En el fondo da pena, todo se reduce a la necesidad de creer y quien no conoce a Dios a cualquier santo le reza.

 

Pero el punto al que quería llegar era este: el miedo no conduce, solo nos incita a desconfiar de nuestros pares, y en este año y medio de reinado de la diosa Episteme se nos ha gobernado por el terror coercitivo, el terror a la muerte, que es el más primario pues atenta contra nuestro instinto de supervivencia. El miedo conduce al fundamentalismo y este, a la virulencia.

 

El apoyo de cierto sector al recrudecimiento de la violencia contra las libertades individuales que vemos en la actualidad, con el periodismo a la cabeza, es reflejo de esa venta de terror al por mayor. En nombre de la Ciencia se nos dice que está bien obligar a la población civil a someterse a experimentos farmacológicos, en nombre de la Ciencia se nos dice que todos los días surge una nueva “cepa” y una “variante” nueva y que por lo tanto es legítimo tomar medidas de excepción.
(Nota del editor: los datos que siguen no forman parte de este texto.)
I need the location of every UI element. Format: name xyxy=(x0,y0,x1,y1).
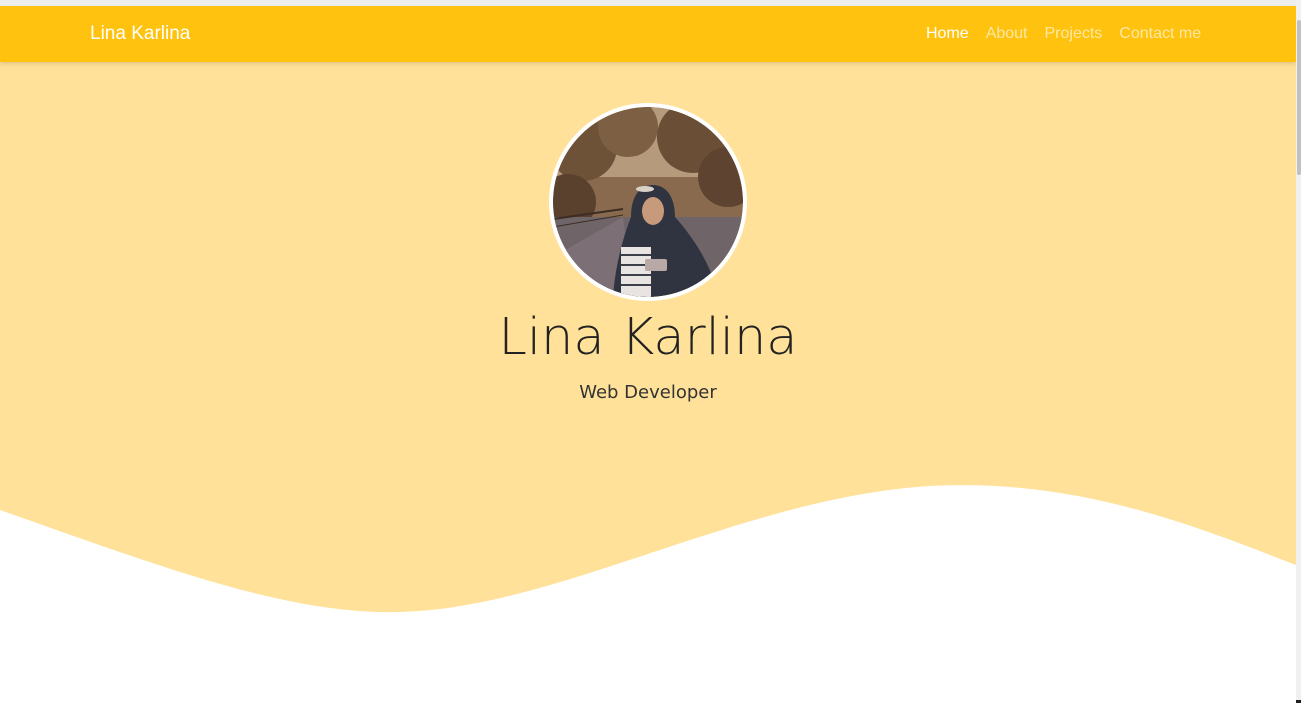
hero-name-heading: Lina Karlina xyxy=(498,308,798,367)
hero-subtitle: Web Developer xyxy=(579,382,717,403)
nav-link-home[interactable]: Home xyxy=(926,24,969,44)
nav-links: Home About Projects Contact me xyxy=(926,24,1201,44)
page-viewport: Lina Karlina Home About Projects Contact… xyxy=(0,0,1296,703)
nav-link-projects[interactable]: Projects xyxy=(1045,24,1103,44)
hero-wave-divider xyxy=(0,485,1296,703)
nav-link-contact[interactable]: Contact me xyxy=(1119,24,1201,44)
scrollbar-thumb[interactable] xyxy=(1297,20,1301,175)
top-navbar: Lina Karlina Home About Projects Contact… xyxy=(0,6,1296,62)
brand-link[interactable]: Lina Karlina xyxy=(90,23,190,45)
nav-link-about[interactable]: About xyxy=(986,24,1028,44)
profile-photo xyxy=(553,107,743,297)
profile-avatar-frame xyxy=(549,103,747,301)
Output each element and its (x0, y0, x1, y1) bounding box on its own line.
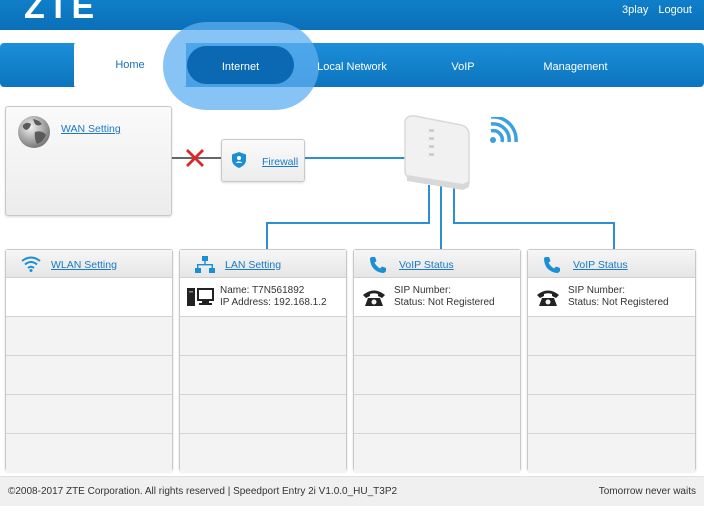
wan-setting-link[interactable]: WAN Setting (61, 123, 121, 135)
list-item (528, 434, 695, 473)
top-links: 3play Logout (622, 4, 692, 16)
lan-setting-link[interactable]: LAN Setting (225, 259, 281, 271)
list-item (6, 434, 172, 473)
list-item (6, 317, 172, 356)
firewall-panel: Firewall (221, 139, 305, 182)
lan-card: LAN Setting Name: T7N561892 IP Address: … (179, 249, 347, 473)
voip-sip-number-2: SIP Number: (568, 285, 626, 296)
zte-logo: ZTE (24, 0, 98, 26)
list-item: SIP Number: Status: Not Registered (354, 278, 520, 317)
voip-card-1-header: VoIP Status (354, 250, 520, 278)
nav-management-tab[interactable]: Management (538, 45, 613, 89)
list-item (180, 356, 346, 395)
router-wire-voip2 (453, 222, 615, 224)
voip-card-1: VoIP Status SIP Number: Status: Not Regi… (353, 249, 521, 473)
list-item (6, 278, 172, 317)
router-wire-lan (266, 222, 430, 224)
router-wire-voip2-drop (613, 222, 615, 249)
voip-status-link-2[interactable]: VoIP Status (573, 259, 628, 271)
router-wire-lan-drop (266, 222, 268, 249)
telephone-icon (363, 290, 385, 306)
footer: ©2008-2017 ZTE Corporation. All rights r… (0, 476, 704, 506)
wireless-signal-icon (490, 117, 518, 143)
nav-voip-tab[interactable]: VoIP (438, 45, 488, 89)
voip-status-1: Status: Not Registered (394, 297, 495, 308)
list-item: SIP Number: Status: Not Registered (528, 278, 695, 317)
list-item (180, 434, 346, 473)
list-item (6, 395, 172, 434)
list-item (528, 317, 695, 356)
list-item: Name: T7N561892 IP Address: 192.168.1.2 (180, 278, 346, 317)
lan-device-name: Name: T7N561892 (220, 285, 305, 296)
firewall-router-wire (305, 157, 405, 159)
firewall-link[interactable]: Firewall (262, 156, 298, 168)
voip-card-2-header: VoIP Status (528, 250, 695, 278)
voip-card-2: VoIP Status SIP Number: Status: Not Regi… (527, 249, 696, 473)
network-icon (195, 256, 215, 273)
list-item (354, 317, 520, 356)
globe-icon (18, 116, 50, 148)
list-item (6, 356, 172, 395)
phone-icon (370, 257, 386, 273)
list-item (180, 317, 346, 356)
wlan-card: WLAN Setting (5, 249, 173, 473)
wan-setting-panel: WAN Setting (5, 106, 172, 216)
voip-sip-number-1: SIP Number: (394, 285, 452, 296)
3play-link[interactable]: 3play (622, 4, 648, 16)
router-icon (404, 115, 470, 190)
wifi-icon (21, 256, 41, 272)
voip-status-2: Status: Not Registered (568, 297, 669, 308)
red-x-icon (186, 149, 204, 167)
lan-ip-address: IP Address: 192.168.1.2 (220, 297, 327, 308)
shield-icon (232, 152, 246, 168)
list-item (180, 395, 346, 434)
top-header: ZTE 3play Logout (0, 0, 704, 30)
logout-link[interactable]: Logout (658, 4, 692, 16)
list-item (354, 356, 520, 395)
lan-card-header: LAN Setting (180, 250, 346, 278)
router-wire-voip1 (440, 185, 442, 249)
computer-icon (187, 288, 214, 306)
wlan-card-header: WLAN Setting (6, 250, 172, 278)
phone-icon (544, 257, 560, 273)
list-item (354, 395, 520, 434)
list-item (354, 434, 520, 473)
nav-internet-label[interactable]: Internet (187, 45, 294, 89)
voip-status-link-1[interactable]: VoIP Status (399, 259, 454, 271)
list-item (528, 395, 695, 434)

Se arenga el apartheid de no sometidos y este se acepta y se estimula, un poco por el terror de que el otro nos enferme, un poco por el resentimiento de sabernos obedeciendo a unas instrucciones que nuestra genética y nuestro espíritu nos dicen que no están bien cuando hay quienes tienen la fortaleza de rebelarse y nosotros no tenemos el valor.

 

En nombre de la diosa Episteme nos están haciendo parte de un cambio de paradigma, de la instauración de una doxacracia, paradójicamente, de una dictadura de la opinión, en la que basta ponerse una bata blanca y un estetoscopio al cuello para decir las barrabasadas habidas y por haber y que nos escuchen y nos sigan. En nombre de la Ciencia se promueve el discurso único y se suprime la duda que dio inicio a la era moderna cuando a un tal René Descartes se le dio por dudar de todo, hasta que descubrió que de Dios no se podía dudar.

 

El hombre necesita creer, en lo particular prefiero creer en la eternidad y no en la buena voluntad de un puñado de hombres que tienen a su alcance todos los recursos para salvar a la humanidad de sus males más acuciantes y jamás lo han hecho, sino que más bien por lo contrario han exacerbado las diferencias.

 

Soy indulgente con quienes no conocen a Dios, pero me veo en la obligación de hacer lo mínimo a mi alcance por evangelizar, por desparramar la doctrina justicialista de la paz y el amor para que cada quien se sienta menos solo y recuerde en todo momento que para cuidar la salud del cuerpo es necesario e ineludible cuidar del espíritu y de la mente. Y para ello está Dios, que siempre recibe a sus hijos cuando regresan a Él.

 

Una vez que dejás entrar en tu corazón a Dios, el justicialismo, la doctrina del amor y de la paz fluyen dentro de vos naturalmente y nunca más te sentís solo.